Rep. Adam Schiff, D-Calif., is chairman of the House Intelligence Committee. He also led the team of House impeachment managers in the 2020 Senate impeachment trial of Trump. In that case, the Senate acquitted the 45th president on charges of abuse of power and obstruction of Congress. 

Another select committee member, Rep. Jamie Raskin, D-Md., led the team of impeachment managers in Trump’s second Senate trial early this year, when the Senate acquitted him on the charge of inciting an insurrection. 

The other Democrats on the select committee are Reps. Zoe Lofgren and Pete Aguilar, both of California; Stephanie Murphy of Florida; and Elaine Luria of Virginia.

“Let me be clear, I’m a Republican dedicated to conservative values, but I swore an oath to uphold and defend the Constitution—and while this is not the position I expected to be in or sought out, when duty calls, I will always answer,” Kinzinger, one of the two Republicans, said in a public statement.  

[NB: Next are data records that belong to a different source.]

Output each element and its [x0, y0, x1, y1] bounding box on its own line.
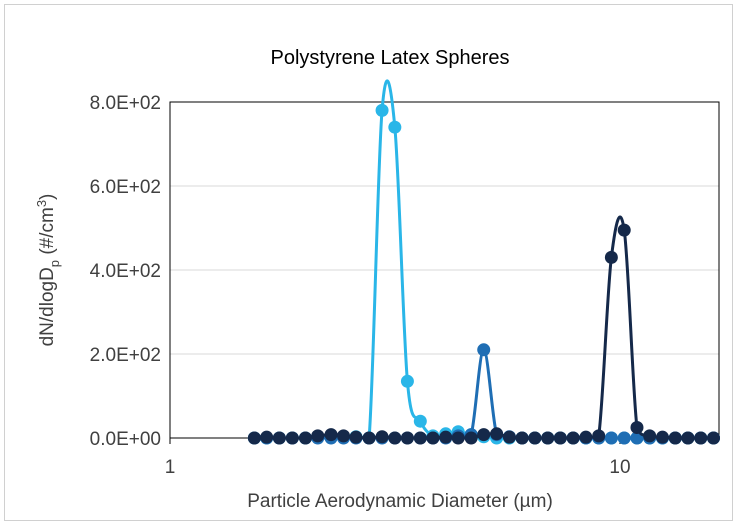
y-tick-label: 6.0E+02: [90, 177, 161, 198]
data-point: [528, 431, 542, 445]
x-tick-label: 10: [609, 457, 630, 478]
data-point: [707, 431, 721, 445]
data-point: [604, 250, 618, 264]
data-point: [668, 431, 682, 445]
y-axis-label-units: (#/cm: [37, 207, 58, 260]
data-point: [247, 431, 261, 445]
series-line: [254, 79, 714, 440]
data-point: [413, 414, 427, 428]
data-point: [604, 431, 618, 445]
y-axis-label-subscript: p: [47, 260, 62, 267]
series-3: [247, 215, 721, 445]
gridlines: [170, 185, 719, 355]
data-point: [553, 431, 567, 445]
series-line: [254, 348, 714, 440]
y-tick-label: 8.0E+02: [90, 93, 161, 114]
data-point: [298, 431, 312, 445]
y-tick-label: 2.0E+02: [90, 345, 161, 366]
data-point: [464, 431, 478, 445]
y-axis-ticks: 0.0E+00 2.0E+02 4.0E+02 6.0E+02 8.0E+02: [90, 93, 161, 450]
data-point: [617, 223, 631, 237]
data-point: [439, 430, 453, 444]
chart-frame: Polystyrene Latex Spheres 0.0E+00 2.0E+02…: [4, 4, 733, 521]
data-point: [285, 431, 299, 445]
y-axis-label-superscript: 3: [34, 200, 49, 207]
y-axis-label-main: dN/dlogD: [37, 267, 58, 346]
x-axis-label: Particle Aerodynamic Diameter (µm): [247, 491, 553, 512]
data-point: [681, 431, 695, 445]
data-point: [502, 430, 516, 444]
data-point: [694, 431, 708, 445]
data-point: [375, 103, 389, 117]
data-point: [324, 428, 338, 442]
data-point: [362, 431, 376, 445]
data-point: [477, 343, 491, 357]
y-axis-label: dN/dlogDp (#/cm3): [34, 194, 62, 347]
data-point: [490, 427, 504, 441]
data-point: [643, 429, 657, 443]
data-point: [592, 429, 606, 443]
data-point: [375, 430, 389, 444]
data-point: [413, 431, 427, 445]
data-point: [630, 421, 644, 434]
data-point: [579, 430, 593, 444]
data-point: [272, 431, 286, 445]
data-point: [388, 431, 402, 445]
y-axis-label-close: ): [37, 194, 58, 200]
data-point: [311, 429, 325, 443]
data-point: [566, 431, 580, 445]
chart-title: Polystyrene Latex Spheres: [270, 47, 509, 69]
data-point: [451, 431, 465, 445]
data-point: [477, 428, 491, 442]
data-point: [388, 120, 402, 134]
x-tick-label: 1: [165, 457, 176, 478]
data-point: [349, 430, 363, 444]
series-layer: [247, 79, 721, 445]
particle-size-chart: Polystyrene Latex Spheres 0.0E+00 2.0E+02…: [34, 47, 721, 512]
data-point: [617, 431, 631, 445]
data-point: [541, 431, 555, 445]
series-line: [254, 215, 714, 440]
data-point: [260, 430, 274, 444]
y-tick-label: 4.0E+02: [90, 261, 161, 282]
y-tick-label: 0.0E+00: [90, 429, 161, 450]
data-point: [515, 431, 529, 445]
data-point: [426, 431, 440, 445]
data-point: [400, 374, 414, 388]
series-1: [247, 79, 721, 445]
data-point: [337, 429, 351, 443]
data-point: [655, 430, 669, 444]
data-point: [400, 431, 414, 445]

In June, the Senate Rules and Administration Committee and the Senate Homeland Security and Governmental Affairs Committee issued a joint bipartisan report that found the FBI and Department of Homeland Security didn’t warn of potential threats Jan. 6; that Capitol Police were not prepared to respond to those threats; and that a lack of emergency authority delayed the response of the National Guard

Beyond a security and intelligence failure, there may be little else for the select committee to probe regarding a protest that got out of control, said Curt Levey, president of the Committee for Justice, a Washington-based conservative legal group. 

“To call this a plot that threatened democracy defies credulity. There was no scenario where 800 people could swarm the Capitol and prevent Biden from becoming president,” Levey told The Daily Signal in a phone interview. 

Levey cited the violent riots across the United States last summer, many of them instigated by the extremist groups Black Lives Matter and Antifa. 

“Too many people ask whether the Jan. 6 insurrection or the BLM protests is worse,” Levey said. “It’s not about better or worse. We have a long [history] in this country of political protests becoming violent.” 

He referenced anarchists bombings as an example.

“When it crosses the line from peaceful to violent, law enforcement has dealt with it. That’s the answer,” Levey said. “The answer is not a circus committee to make a point about Trump.”